Se ha propuesto tratar la Psicología Evolutiva y de la Educación como “disciplina puente” entre la psicología y la práctica educativa a través de la cual los profesionales de la Psicología buscan aplicar sus conocimientos a los contextos educativos, construyendo conocimiento científico en un entorno natural, fuera de los laboratorios. A su vez, a través de esta disciplina, docentes y pedagogos buscan aproximarse a conocimientos psicológicos que justifiquen y sustenten sus prácticas educativas (Castejón et al., 2010). En este sentido, el conocimiento generado por esta y otras áreas de la Psicología es, por un lado, básico para la identificación y descripción de las características personales, diferencias individuales y procesos subyacentes incluyendo el potencial personal para la convivencia. Por otro lado, es un conocimiento aplicado, que ha estudiado la relación de estas características con la convivencia escolar, a menudo en contextos naturales. Estos conocimientos han sido la base para muchas teorías y prácticas pedagógicas, entre ellas la educación inclusiva, comunidades de aprendizaje o aprendizaje cooperativo; las cuales, a su vez, inspiran la investigación y la práctica psicológica. En consecuencia, es pertinente abordar la convivencia escolar en el marco de la Psicología Evolutiva y de la Educación.

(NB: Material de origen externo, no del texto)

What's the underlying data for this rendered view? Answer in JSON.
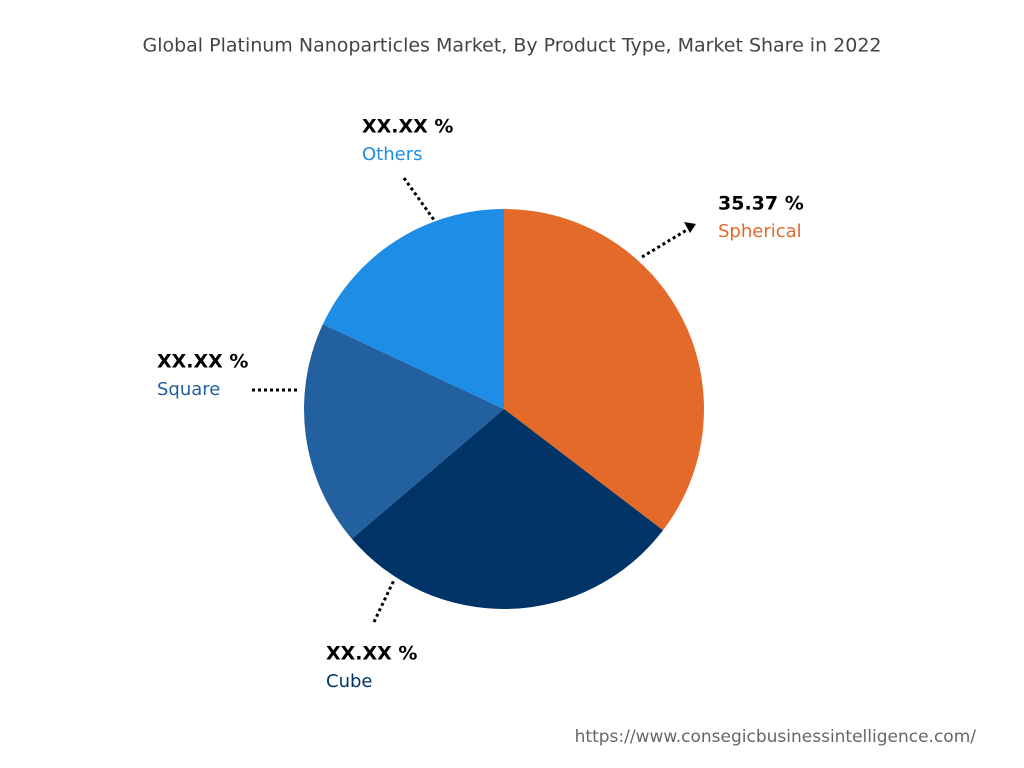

En resumen, el modelo de convivencia escolar presentado en este artículo propone una definición de convivencia escolar centrada en la prosocialidad, en la que interactúan diferentes elementos, tales como el potencial personal y el contexto educativo, y resalta su papel en la prevención de la conducta antisocial y en la promoción de la ciudadanía. Desde el marco de la Psicología Evolutiva y de la Educación, se ha descrito de manera sucinta el desarrollo de las competencias y habilidades que intervienen en la convivencia escolar. De esta manera, se pretende conectar la teoría con el ejercicio profesional, contribuyendo a la mejora de las políticas y de la práctica escolar, resaltando a su vez la necesidad de seguir profundizando en la investigación psicológica centrada en la convivencia escolar como respuesta a los cambios sociales y educativos.